Chamar ladrões e chupistas - ou seja inimigos do povo - aos políticos é como se sabe a receita da extrema-direita populista. E por vezes também a da esquerda, como se vê no caso das subvenções.

"Há mais de 300 ex-políticos com direito a uma pensão vitalícia por... terem sido políticos. Dinheiro dos contribuintes que o X já propôs parar de oferecer à custa de quem trabalha. Como vamos acabar com elas?"

Se me pedissem para adivinhar quem seria o X nesta frase, não hesitaria: um populista, provavelmente de extrema-direita. Está ali tudo: "dinheiro dos contribuintes", "à custa de quem trabalha", "pensões vitalícias por terem sido políticos". Não há que enganar no desenho: políticos como chupistas inúteis em oposição a quem trabalha - exceto no caso do político que assina estas coisas, claro, que esse sim está do lado do povo contra os seus inimigos, e só quer ser eleito para combater aquela má raça, os políticos, da qual ele, apesar de político, evidentemente não faz parte.

Este tipo de paradoxo não costuma incomodar os populistas: apostam naquilo que consideram ser o basismo do "povo", a sua falta de informação e sofisticação e os seus (maus) sentimentos. E muitas vezes ganham a aposta: até já vimos um multimilionário que recusa divulgar as suas declarações de impostos e tem uma história de vida plena de aldrabices, exploração dos desvalidos e demonstrações de desprezo por toda a gente que não ele próprio ganhar as eleições com conversa "contra o sistema".

Quer-se que quem ocupa um cargo político abandone qualquer atividade profissional e quando saia do cargo observe uma série de interditos, mas não se lhes oferece nada em troca.
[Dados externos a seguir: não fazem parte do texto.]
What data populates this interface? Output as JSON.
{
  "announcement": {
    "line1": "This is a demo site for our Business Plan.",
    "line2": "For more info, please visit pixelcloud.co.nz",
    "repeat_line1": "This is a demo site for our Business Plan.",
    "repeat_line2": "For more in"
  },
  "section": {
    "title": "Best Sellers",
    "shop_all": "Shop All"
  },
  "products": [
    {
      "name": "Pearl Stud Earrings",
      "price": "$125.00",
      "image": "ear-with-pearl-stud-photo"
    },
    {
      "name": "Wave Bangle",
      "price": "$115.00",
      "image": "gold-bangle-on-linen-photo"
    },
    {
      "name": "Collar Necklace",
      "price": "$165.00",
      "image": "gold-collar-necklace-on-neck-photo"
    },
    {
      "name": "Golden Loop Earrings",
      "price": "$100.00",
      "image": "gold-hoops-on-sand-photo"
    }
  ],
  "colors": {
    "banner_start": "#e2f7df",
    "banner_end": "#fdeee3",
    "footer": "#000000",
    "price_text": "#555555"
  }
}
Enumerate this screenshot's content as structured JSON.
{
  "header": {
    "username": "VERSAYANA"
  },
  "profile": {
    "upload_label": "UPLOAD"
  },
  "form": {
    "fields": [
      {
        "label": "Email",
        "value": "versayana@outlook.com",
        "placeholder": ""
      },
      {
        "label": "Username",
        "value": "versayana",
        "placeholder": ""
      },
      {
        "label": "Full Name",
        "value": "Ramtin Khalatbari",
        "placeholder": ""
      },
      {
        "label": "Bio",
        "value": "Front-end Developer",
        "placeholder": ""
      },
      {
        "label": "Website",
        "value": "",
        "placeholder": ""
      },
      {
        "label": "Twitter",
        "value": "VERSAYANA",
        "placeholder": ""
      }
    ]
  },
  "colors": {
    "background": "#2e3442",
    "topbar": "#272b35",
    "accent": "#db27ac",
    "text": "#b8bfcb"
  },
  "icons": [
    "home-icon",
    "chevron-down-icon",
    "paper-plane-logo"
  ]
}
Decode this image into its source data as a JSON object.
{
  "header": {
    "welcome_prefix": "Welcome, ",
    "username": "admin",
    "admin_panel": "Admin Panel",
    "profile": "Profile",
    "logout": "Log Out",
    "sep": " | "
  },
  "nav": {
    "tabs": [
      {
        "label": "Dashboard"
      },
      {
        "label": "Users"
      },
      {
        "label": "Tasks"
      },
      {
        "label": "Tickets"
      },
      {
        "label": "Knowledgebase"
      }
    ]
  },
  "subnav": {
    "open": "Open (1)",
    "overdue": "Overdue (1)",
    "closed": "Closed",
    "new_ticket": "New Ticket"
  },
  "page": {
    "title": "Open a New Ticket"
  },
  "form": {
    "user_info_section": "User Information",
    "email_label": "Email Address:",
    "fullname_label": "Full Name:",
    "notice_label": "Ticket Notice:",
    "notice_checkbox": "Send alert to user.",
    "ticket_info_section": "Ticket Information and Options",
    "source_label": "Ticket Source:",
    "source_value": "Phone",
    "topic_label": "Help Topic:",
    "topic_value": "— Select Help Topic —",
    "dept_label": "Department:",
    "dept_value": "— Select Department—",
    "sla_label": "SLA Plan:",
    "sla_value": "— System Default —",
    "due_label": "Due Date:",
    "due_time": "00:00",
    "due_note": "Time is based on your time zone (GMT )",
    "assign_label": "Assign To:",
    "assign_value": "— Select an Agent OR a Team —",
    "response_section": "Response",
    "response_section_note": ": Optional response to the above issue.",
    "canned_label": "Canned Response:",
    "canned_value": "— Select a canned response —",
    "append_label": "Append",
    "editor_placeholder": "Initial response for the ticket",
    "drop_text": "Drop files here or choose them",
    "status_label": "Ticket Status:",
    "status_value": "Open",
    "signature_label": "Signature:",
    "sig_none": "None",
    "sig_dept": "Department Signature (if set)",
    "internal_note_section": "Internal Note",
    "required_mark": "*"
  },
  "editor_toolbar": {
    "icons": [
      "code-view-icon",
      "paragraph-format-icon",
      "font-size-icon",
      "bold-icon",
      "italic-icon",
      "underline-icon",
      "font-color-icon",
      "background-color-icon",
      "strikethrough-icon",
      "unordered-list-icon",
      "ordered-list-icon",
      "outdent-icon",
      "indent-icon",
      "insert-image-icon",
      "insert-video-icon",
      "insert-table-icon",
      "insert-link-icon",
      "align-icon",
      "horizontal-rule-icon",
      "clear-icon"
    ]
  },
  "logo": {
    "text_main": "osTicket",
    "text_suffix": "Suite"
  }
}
Qual é a ideia, que todos são funcionários de partido, como no PCP, ou que a política deve ser ocupação só de ricaços? Ou é suposto cometerem seppuku?

Há uma palavra muito velha para isto - demagogia. Usemos uma definição simples de dicionário: "Discurso ou ação que visa manipular as paixões e os sentimentos do eleitorado para conquista fácil de poder político." Exatamente o que vemos na simplificação canhestra e/ou desonesta que tem imperado no caso das subvenções vitalícias e demais compensações por mandatos políticos, agora levada ao expoente pela proximidade das legislativas.

E não, o X na citação não é de um qualquer partido ou movimento de extrema-direita. É do Bloco de Esquerda, que esta semana publicou um tuite com aquele texto a acompanhar um vídeo. Esse vídeo é um excelente exemplo de tudo o que está errado nesta discussão, que nem discussão chega a ser, sobre as subvenções vitalícias.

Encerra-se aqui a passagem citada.